“Storm Surfers” opens with what some would consider a nightmare. Veteran Australian big-wave surfers Tom Carroll and Ross Clarke-Jones are nearly 50 miles out at sea, looking to ride a series of waves. Carroll starts out but then in a moment of imbalance he is lost below the waves, fate unknown. After a minute, he resurfaces, bruised but not beaten and prepared to try the wave.
Such brushes with drowning are commonplace throughout this new surfing documentary. The film follows Carroll, 50, and Clarke-Jones, 45, and their forecaster Ben Matson as they spend the winter (May through August, in the Southern Hemisphere, that is) looking for newer, better and bigger waves.
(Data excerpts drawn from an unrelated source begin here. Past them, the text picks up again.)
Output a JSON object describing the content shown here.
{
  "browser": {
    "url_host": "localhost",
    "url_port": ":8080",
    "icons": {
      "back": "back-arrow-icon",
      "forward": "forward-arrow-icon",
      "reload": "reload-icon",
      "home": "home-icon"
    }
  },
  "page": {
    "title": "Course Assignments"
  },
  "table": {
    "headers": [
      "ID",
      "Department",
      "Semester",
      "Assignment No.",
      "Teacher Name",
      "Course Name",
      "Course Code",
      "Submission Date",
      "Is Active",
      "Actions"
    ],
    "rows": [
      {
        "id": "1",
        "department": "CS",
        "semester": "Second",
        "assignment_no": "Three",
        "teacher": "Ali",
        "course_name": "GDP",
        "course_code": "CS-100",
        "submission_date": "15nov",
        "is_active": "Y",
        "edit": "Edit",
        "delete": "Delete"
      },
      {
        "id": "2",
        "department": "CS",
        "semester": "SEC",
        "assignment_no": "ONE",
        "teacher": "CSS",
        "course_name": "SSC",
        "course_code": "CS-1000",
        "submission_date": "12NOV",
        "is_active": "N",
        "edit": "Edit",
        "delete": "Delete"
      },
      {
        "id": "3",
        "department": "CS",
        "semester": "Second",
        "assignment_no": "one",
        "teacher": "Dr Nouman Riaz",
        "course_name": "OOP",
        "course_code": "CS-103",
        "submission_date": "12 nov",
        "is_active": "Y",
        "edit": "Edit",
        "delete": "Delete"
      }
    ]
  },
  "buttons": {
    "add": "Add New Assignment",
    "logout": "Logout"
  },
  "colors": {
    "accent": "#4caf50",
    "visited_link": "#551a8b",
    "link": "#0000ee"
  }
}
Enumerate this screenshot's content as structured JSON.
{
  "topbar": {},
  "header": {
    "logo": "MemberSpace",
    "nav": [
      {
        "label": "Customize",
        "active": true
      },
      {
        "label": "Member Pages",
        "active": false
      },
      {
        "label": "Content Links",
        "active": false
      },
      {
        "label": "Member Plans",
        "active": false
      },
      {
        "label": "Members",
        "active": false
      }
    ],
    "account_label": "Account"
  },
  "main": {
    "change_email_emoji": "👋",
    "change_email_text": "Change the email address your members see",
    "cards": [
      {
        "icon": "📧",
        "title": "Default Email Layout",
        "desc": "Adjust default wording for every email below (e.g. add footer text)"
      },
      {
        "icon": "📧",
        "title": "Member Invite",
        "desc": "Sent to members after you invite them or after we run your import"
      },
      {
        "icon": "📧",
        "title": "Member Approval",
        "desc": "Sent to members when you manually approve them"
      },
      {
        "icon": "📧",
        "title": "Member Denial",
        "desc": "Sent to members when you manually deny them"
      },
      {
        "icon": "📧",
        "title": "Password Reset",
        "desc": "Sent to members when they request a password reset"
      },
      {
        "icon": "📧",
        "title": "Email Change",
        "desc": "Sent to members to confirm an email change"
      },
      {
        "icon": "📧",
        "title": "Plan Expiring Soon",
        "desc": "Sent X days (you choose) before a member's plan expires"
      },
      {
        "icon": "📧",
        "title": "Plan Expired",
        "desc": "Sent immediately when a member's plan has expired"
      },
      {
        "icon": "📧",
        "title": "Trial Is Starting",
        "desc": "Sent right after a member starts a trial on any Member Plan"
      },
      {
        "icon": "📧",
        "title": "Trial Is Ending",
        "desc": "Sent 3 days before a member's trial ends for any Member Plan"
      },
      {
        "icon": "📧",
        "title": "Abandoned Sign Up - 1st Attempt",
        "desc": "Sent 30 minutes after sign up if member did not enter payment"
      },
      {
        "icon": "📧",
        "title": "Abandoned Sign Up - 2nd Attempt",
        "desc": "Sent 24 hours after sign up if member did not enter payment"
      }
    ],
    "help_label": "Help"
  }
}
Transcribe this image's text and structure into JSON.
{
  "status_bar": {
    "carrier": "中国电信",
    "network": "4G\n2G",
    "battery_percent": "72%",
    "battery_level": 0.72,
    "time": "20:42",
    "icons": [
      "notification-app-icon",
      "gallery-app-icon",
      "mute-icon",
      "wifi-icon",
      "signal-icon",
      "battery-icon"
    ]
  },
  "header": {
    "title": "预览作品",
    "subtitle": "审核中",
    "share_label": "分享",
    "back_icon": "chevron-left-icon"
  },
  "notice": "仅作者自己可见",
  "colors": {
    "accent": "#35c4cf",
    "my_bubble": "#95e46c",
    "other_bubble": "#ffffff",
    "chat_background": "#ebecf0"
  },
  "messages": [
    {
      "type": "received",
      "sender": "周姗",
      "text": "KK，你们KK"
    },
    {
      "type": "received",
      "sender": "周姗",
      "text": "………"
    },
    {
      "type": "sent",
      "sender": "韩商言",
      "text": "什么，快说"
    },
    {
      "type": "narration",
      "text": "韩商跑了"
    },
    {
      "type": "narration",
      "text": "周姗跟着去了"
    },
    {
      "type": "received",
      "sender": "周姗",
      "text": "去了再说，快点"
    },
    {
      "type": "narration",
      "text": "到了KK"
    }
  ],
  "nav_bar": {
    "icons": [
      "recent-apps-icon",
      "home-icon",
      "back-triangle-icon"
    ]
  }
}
They travel from the coasts of southern Tasmania to South Africa to the Hawaii Pipeline surf reef, before finally riding an untouched spot at Turtle Dove Shoal, roughly 50 miles off the coast of Perth, Western Australia.
Carroll and Clarke-Jones employ what is called a tow-in style. This means that instead of paddling out from a beach they use jet skis to get out farther to waves in otherwise inhospitable areas.
Throughout the film, we also see the two friends coming to face with their limitations. Carroll in particular seems vulnerable. While Clarke-Jones maintains his boyish enthusiasm even at 45, Carroll worries how much longer he can continue, and whether his responsibilities to his family should take priority over his overwhelming love of the ocean. He often mentions that he will be soon be turning 50, and there is some sense that they are gradually becoming lost in a younger man’s game.